Whats exactly wrong with this method and whats a better way to do it in JSF?*
There's nothing wrong with this method. Maybe you coded it the wrong way which caused that it looks unnecessarily overcomplicated. I can't tell much as long as you don't post details about the code used.
As per your edit:
EDIT: the environment is IBM Rational Application Developer (RAD), which have its own JSF implementation. Not sure if that makes a difference.
This is not true. IBM doesn't have any JSF implementation. It has just a component library (the poorly maintained hx prefixed components, also known as "Faces Client Framework"). WSAD/RAD ships with Sun JSF RI (Mojarra) as standard JSF implementation, although it's usually a heavily outdated version. Ensure that you keep it updated.
I'm only starting out with JSF too to be honest, but I thought you can save managed beans in the session scope, thus being able to access the bean on each request? You can also save the state client-side avoiding nastiness about session stickyness and stuff.
So you could save the data you are currently passing as request parameters in a session-scoped managed bean, and it will be available to any requests in that user's session, destroyed when the session times out or is deliberately invalidated (say on user logout).

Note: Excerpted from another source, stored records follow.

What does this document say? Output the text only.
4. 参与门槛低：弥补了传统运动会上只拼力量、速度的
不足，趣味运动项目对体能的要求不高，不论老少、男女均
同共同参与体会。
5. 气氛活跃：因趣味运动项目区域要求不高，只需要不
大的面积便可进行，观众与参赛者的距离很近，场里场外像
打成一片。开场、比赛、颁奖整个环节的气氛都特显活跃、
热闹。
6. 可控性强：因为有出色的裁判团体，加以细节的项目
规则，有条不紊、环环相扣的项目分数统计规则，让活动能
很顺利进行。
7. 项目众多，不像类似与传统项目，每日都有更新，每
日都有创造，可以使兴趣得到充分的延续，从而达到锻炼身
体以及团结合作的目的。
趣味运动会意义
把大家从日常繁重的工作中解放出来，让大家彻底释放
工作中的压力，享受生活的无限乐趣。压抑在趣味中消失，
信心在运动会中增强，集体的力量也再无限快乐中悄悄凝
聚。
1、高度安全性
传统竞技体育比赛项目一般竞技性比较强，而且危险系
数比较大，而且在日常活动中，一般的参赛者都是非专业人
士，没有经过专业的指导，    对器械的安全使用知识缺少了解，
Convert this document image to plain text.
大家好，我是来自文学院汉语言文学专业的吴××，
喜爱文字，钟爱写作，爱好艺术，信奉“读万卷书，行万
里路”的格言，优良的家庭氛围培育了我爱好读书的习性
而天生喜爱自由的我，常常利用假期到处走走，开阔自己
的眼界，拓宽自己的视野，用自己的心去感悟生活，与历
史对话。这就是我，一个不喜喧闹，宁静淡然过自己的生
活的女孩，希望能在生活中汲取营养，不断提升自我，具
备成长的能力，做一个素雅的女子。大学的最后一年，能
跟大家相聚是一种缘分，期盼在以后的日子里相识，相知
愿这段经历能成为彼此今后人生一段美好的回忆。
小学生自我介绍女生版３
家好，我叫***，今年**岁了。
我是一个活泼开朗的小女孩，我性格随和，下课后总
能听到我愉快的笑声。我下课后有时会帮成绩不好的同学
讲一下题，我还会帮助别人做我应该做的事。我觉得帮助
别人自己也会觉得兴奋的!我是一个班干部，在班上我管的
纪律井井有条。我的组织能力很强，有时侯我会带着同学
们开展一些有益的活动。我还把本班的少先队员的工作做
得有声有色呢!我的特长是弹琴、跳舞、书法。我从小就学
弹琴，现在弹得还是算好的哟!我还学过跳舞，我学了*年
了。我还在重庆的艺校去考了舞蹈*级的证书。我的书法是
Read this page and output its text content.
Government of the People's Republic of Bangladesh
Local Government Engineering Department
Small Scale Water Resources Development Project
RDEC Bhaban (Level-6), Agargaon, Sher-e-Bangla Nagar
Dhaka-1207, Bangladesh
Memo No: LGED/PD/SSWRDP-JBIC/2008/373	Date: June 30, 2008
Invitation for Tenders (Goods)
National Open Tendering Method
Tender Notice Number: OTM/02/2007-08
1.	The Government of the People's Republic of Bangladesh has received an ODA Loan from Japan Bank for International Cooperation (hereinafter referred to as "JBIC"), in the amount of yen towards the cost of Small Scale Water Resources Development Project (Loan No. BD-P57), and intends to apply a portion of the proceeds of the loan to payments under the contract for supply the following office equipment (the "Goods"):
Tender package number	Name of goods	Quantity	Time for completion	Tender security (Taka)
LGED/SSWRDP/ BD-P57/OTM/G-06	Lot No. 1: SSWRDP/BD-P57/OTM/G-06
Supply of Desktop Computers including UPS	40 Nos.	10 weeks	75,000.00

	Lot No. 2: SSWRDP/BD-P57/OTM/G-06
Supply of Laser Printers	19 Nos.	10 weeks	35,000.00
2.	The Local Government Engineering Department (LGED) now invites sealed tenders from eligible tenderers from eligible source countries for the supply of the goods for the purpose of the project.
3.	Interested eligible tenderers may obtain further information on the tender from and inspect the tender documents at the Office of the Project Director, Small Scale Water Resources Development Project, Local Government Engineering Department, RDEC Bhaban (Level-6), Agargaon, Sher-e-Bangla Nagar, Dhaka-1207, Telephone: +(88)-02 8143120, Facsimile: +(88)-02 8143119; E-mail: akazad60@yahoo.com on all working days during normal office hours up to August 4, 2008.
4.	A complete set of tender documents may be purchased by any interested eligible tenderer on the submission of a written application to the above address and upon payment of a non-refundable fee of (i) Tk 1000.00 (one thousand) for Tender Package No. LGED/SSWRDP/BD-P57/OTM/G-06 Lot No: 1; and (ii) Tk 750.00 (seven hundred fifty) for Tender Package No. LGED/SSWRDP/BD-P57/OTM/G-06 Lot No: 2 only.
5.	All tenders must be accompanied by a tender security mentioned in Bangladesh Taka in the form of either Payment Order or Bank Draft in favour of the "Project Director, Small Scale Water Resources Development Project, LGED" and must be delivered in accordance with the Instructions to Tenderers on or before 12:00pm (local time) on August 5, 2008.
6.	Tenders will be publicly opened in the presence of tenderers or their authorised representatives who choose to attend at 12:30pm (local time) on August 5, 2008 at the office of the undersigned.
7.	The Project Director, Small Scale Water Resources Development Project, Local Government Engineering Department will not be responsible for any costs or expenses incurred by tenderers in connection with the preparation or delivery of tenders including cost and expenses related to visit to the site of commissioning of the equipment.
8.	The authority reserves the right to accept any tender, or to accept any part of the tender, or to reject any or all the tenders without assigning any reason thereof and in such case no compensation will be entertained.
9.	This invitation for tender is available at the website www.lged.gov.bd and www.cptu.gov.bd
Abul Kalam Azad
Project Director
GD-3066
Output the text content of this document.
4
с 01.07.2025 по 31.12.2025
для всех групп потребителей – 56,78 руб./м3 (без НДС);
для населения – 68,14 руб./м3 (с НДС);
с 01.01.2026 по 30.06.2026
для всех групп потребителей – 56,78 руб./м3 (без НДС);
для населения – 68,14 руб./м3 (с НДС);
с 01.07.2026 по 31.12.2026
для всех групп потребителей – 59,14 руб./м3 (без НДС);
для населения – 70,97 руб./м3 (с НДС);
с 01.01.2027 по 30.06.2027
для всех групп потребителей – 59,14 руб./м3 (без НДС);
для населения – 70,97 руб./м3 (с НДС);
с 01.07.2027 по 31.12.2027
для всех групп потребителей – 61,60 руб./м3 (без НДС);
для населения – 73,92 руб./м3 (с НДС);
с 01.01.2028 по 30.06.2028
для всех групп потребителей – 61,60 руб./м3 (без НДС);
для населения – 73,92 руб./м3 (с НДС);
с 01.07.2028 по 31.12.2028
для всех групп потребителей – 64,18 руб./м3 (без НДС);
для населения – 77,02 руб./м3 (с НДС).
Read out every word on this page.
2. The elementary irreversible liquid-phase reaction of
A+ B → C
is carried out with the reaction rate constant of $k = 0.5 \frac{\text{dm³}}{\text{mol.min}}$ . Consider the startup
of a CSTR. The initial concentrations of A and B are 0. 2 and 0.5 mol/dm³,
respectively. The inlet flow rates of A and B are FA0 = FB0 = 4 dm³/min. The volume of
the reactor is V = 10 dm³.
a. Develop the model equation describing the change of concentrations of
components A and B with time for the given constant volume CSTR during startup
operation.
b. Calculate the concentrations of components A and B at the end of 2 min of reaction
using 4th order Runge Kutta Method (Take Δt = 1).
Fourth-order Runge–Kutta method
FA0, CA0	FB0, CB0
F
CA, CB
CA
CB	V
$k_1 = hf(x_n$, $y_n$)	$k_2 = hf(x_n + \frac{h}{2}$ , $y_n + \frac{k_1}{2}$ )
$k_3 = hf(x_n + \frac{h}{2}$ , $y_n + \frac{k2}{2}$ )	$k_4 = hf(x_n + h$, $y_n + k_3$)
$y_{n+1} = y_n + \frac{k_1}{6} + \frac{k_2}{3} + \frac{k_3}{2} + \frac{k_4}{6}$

I don't think JSF currently supports conversation state which I think might be the exact solution to your problem, maybe a session scoped managed bean would be the pragmatic solution?
Make your managed-bean session scoped.
If you are using MyFaces you can use PageFlowScope. If using Seam then use Conversation scope.
If pageflowscope or conversation scope is not available, then use session scoped beans. In addition you can use PhaseListener to initialize or execute specific methods before the page gets called. In you case if the flow is page1 -> page2 -> page3, then initialize the session scoped bean in PhaseListener if page1 gets called.
I'll update with more info if you need.